Whisk Wednesday: Trout With Almonds


This dish isn't totally "Whisk Wednesday" as I had some trouble with my fish. I found "Ruby Red Trout Filets" at my favorite gourmet market and I talked about the recipe with my fish monger. She was extremely helpful. Basically I made the same dish but I did not use a whole trout, only the filets. I would not normally cook with nuts, nor make a sauce of only browned butter but we ate this dish, loved this dish and will definitely make it again!


It's a browned butter sauce with sliced almonds gently toasted in the sauce. Wonderful! I served with boiled, then roasted red-skinned potatoes. The potatoes were topped with salt, pepper, and pecorino-romano cheese. Also we had white asparagus.

Comments

Michelle said…
Melissa! You don't use nuts in cooking..oh are you missin out. I loved nuts in so many dishes and even sprinkle almonds on some salads too.

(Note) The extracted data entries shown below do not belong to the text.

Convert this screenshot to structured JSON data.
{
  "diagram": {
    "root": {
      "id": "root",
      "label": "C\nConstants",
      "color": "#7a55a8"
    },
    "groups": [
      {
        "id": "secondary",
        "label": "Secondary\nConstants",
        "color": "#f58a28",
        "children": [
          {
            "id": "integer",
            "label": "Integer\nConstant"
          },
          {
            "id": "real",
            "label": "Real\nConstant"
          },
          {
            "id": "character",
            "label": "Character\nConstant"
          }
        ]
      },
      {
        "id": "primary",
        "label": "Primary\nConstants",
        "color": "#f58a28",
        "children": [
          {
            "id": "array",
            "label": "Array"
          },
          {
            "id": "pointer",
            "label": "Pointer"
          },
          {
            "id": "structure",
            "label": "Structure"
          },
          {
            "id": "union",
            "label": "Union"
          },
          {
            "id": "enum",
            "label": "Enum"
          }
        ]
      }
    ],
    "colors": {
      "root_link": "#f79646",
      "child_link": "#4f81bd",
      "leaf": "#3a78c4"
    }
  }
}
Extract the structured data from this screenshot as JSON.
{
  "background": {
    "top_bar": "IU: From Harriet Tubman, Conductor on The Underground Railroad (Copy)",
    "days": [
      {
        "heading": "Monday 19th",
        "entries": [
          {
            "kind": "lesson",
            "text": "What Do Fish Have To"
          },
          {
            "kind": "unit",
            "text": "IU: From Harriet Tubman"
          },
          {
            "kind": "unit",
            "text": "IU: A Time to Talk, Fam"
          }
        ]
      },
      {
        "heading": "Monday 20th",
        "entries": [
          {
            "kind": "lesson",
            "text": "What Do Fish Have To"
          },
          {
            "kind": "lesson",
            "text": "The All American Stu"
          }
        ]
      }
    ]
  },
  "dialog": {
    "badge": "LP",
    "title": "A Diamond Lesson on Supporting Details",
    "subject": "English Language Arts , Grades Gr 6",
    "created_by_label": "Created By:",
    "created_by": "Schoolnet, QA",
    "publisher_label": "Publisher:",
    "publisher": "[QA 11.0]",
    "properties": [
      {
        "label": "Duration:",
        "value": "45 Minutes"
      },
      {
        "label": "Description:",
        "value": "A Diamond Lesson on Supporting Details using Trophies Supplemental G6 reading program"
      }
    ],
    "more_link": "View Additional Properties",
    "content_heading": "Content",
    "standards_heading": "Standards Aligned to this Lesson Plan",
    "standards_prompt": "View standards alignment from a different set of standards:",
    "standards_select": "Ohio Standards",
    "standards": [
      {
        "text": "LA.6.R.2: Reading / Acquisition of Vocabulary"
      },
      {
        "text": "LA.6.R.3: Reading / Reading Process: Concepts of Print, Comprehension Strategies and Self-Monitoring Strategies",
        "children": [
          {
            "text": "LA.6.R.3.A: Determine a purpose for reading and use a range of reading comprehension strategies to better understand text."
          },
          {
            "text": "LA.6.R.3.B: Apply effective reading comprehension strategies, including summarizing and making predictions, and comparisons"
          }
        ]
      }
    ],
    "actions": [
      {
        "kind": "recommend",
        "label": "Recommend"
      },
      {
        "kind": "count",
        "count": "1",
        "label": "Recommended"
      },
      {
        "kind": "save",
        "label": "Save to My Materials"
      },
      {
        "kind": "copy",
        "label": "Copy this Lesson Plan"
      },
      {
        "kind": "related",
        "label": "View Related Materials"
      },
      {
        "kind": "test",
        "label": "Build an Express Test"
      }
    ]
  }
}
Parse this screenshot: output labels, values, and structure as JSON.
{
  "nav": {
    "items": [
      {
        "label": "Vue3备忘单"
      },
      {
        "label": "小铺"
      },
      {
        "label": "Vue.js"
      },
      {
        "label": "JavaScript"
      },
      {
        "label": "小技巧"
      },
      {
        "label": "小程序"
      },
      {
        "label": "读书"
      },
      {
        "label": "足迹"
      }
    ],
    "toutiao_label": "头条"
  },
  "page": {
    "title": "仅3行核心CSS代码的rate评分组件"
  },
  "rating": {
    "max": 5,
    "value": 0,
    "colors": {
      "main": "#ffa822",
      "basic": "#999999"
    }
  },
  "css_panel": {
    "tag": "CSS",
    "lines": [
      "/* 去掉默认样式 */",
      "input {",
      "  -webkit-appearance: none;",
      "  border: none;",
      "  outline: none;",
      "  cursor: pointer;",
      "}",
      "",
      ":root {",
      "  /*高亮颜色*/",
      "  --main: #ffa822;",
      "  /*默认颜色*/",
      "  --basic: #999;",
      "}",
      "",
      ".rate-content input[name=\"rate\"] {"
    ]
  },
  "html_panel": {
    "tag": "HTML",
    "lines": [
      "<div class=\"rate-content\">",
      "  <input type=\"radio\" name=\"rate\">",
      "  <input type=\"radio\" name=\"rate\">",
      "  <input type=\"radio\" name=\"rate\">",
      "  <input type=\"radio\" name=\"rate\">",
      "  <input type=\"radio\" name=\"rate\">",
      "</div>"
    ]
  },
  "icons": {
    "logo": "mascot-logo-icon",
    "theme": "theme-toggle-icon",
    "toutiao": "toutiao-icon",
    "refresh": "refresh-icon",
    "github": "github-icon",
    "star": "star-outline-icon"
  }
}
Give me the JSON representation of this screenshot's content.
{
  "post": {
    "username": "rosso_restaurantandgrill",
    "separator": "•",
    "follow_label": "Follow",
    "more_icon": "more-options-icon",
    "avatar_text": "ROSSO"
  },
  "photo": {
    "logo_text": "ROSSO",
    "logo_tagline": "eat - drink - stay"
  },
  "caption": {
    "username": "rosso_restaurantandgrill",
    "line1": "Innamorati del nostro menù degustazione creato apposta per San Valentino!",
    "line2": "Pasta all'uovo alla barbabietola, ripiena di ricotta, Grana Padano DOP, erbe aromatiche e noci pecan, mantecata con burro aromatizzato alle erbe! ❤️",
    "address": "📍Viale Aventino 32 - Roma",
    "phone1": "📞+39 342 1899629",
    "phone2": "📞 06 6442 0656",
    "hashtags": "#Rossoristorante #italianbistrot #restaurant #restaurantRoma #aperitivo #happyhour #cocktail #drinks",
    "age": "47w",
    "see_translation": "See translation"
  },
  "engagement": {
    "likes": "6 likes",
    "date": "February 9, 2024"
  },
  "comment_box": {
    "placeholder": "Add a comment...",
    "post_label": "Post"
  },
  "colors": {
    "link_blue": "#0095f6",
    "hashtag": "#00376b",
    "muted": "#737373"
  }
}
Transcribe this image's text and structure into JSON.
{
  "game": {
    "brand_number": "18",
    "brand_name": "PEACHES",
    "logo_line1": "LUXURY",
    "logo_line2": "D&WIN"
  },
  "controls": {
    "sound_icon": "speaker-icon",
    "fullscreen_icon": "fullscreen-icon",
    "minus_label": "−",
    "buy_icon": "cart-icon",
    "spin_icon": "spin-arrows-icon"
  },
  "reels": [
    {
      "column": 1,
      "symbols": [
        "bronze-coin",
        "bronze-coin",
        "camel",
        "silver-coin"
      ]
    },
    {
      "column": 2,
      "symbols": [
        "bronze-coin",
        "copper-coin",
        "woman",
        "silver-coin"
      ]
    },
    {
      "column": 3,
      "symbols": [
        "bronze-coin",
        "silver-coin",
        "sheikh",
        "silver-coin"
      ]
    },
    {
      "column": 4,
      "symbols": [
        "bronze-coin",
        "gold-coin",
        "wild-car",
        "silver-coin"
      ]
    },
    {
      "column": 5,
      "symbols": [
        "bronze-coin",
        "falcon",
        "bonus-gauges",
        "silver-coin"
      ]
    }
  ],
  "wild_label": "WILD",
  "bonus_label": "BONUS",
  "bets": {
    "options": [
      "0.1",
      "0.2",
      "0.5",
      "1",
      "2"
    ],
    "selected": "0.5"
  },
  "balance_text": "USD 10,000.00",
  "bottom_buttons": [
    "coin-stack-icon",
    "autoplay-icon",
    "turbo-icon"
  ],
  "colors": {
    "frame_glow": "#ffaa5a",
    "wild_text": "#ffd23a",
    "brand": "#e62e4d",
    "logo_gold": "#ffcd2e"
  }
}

Your trout looks amazing. I would have used fillets, if I had found some! Lucky you!!!!
Shari said…
I think fillets are the way to go -- no bones! Looks like a fantastic supper!
Anonymous said…
What beautiful fish! Your plating is lovely too! Ruby Red Trout...interesting... I learned something new! Just one thing...use nuts more! *Ü*
Anonymous said…
It looks really wonderful, Melissa. Sitting down at your table to all of that would be a treat for any guest! Great job.